К событиям истинным он прибавлял желаемые. К знакомству с одним из уголков Рима присовокуплялись мечтательные представления четырнадцатилетнего мальчика о цивилизации, в которой никто ни о чем не думает, кроме изысканных нег. Изложение этих фантазий заняло у него около двух часов. Я слушал, не произнося ни слова. Должно быть, мое молчание и подточило его восторги. Он витийствовал, желая произвести на меня впечатление. Впечатление он произвел – тут уж ни один уроженец Новой Англии ничего не смог бы поделать; однако я понимал, сколь многое зависит от моей способности сохранять внешнюю невозмутимость.
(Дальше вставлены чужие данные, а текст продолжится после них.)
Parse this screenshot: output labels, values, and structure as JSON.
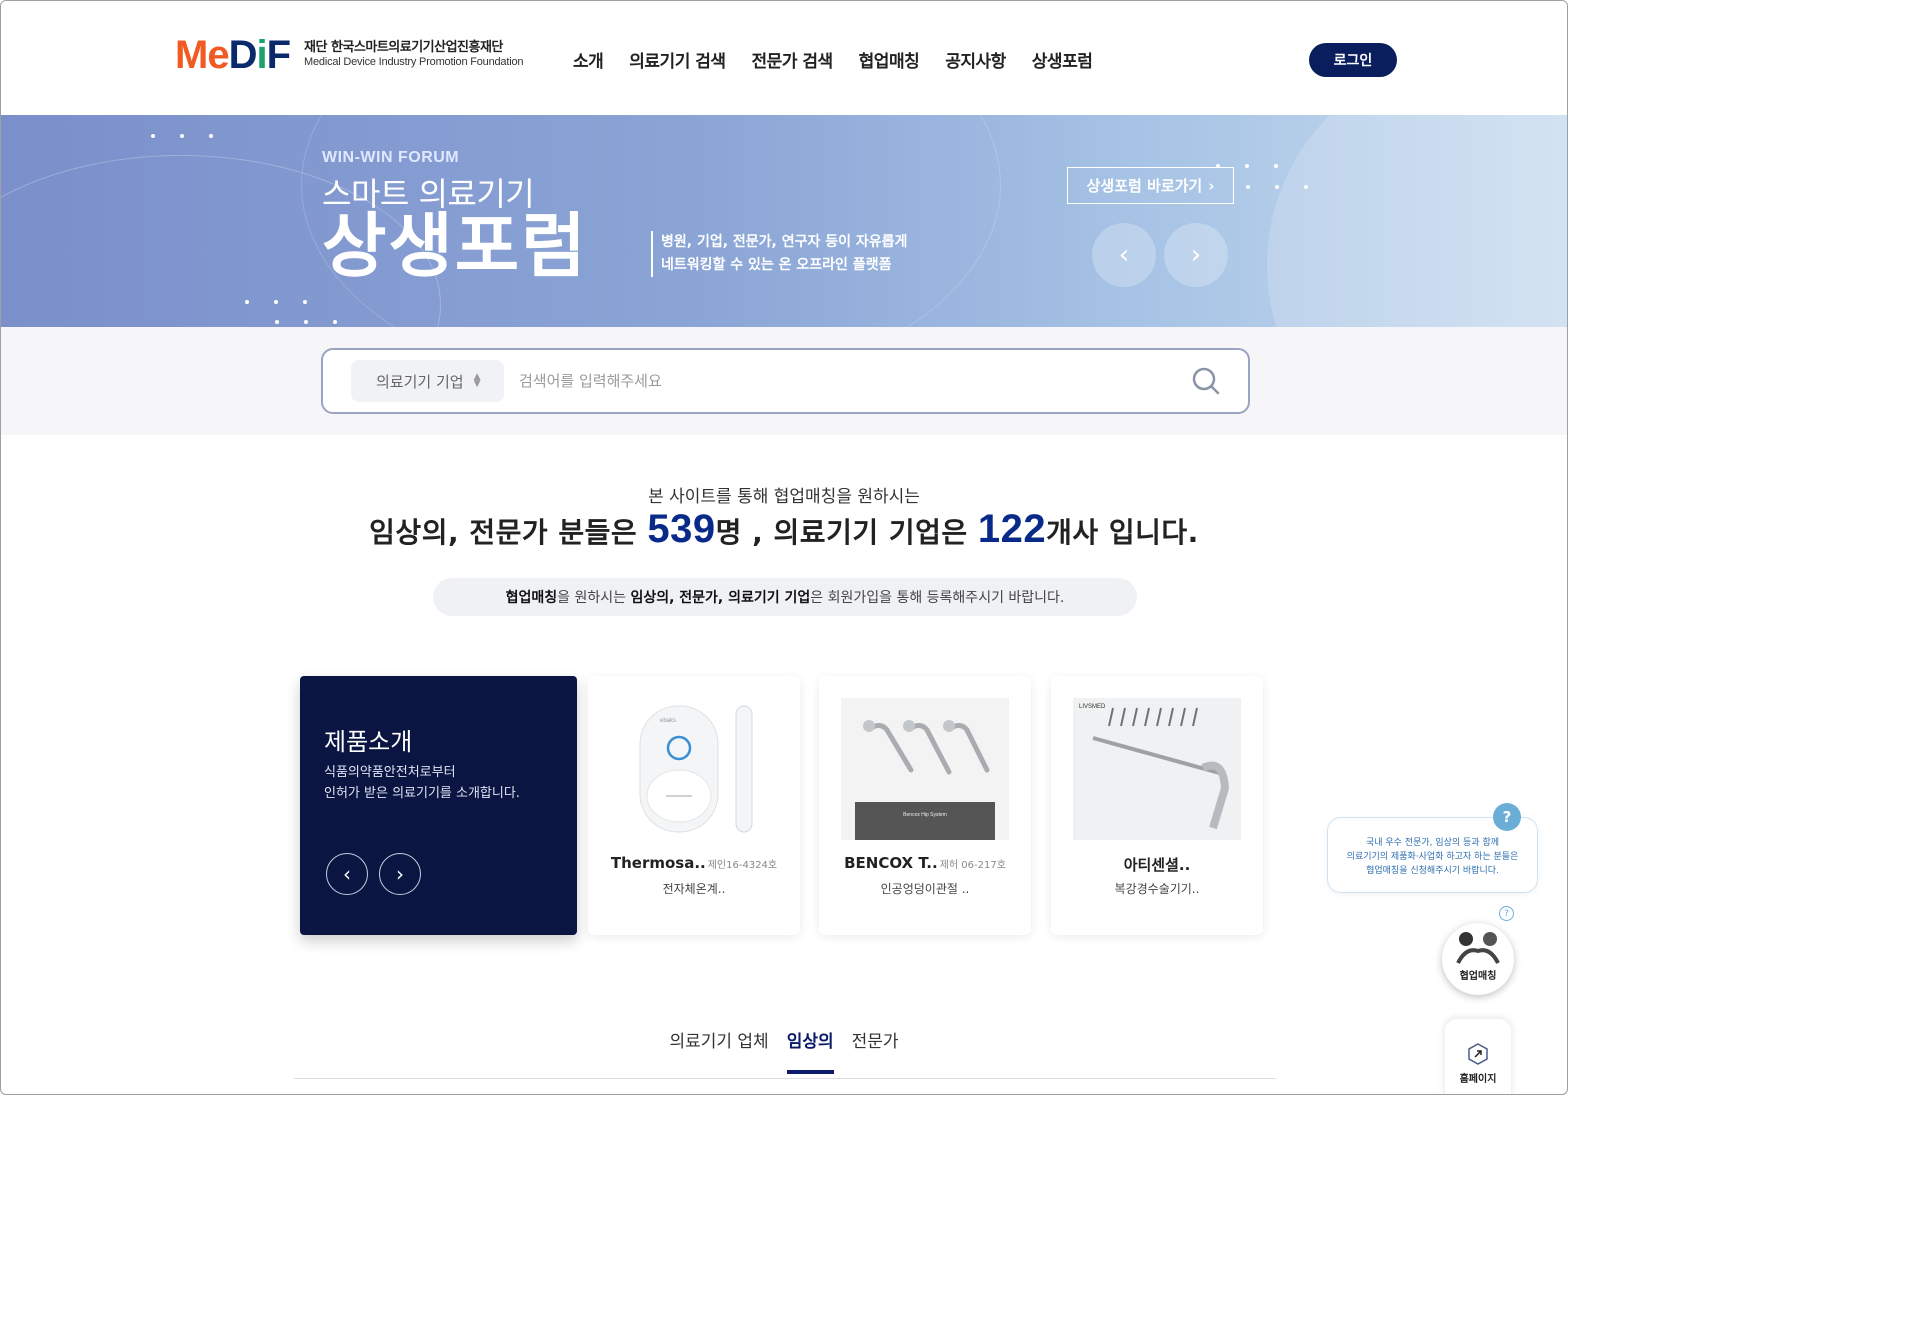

Возможно, он вдруг осознал, что с моей точки зрения в его приключениях завидовать нечему; возможно, его захлестнуло черной откатной волной, следующей по пятам за подобной гордыней; возможно, все возрастающая усталость, наконец, отверзла истине уста, – как бы то ни было, сил в нем осталось лишь на последнюю вспышку:
– Я ненавижу их всех. Мне все ненавистно. Этому не видно конца. Что же мне делать?
И он упал на колени рядом с кроватью, зарывшись лицом в тюфяк и лихорадочно цепляясь руками за покрывало.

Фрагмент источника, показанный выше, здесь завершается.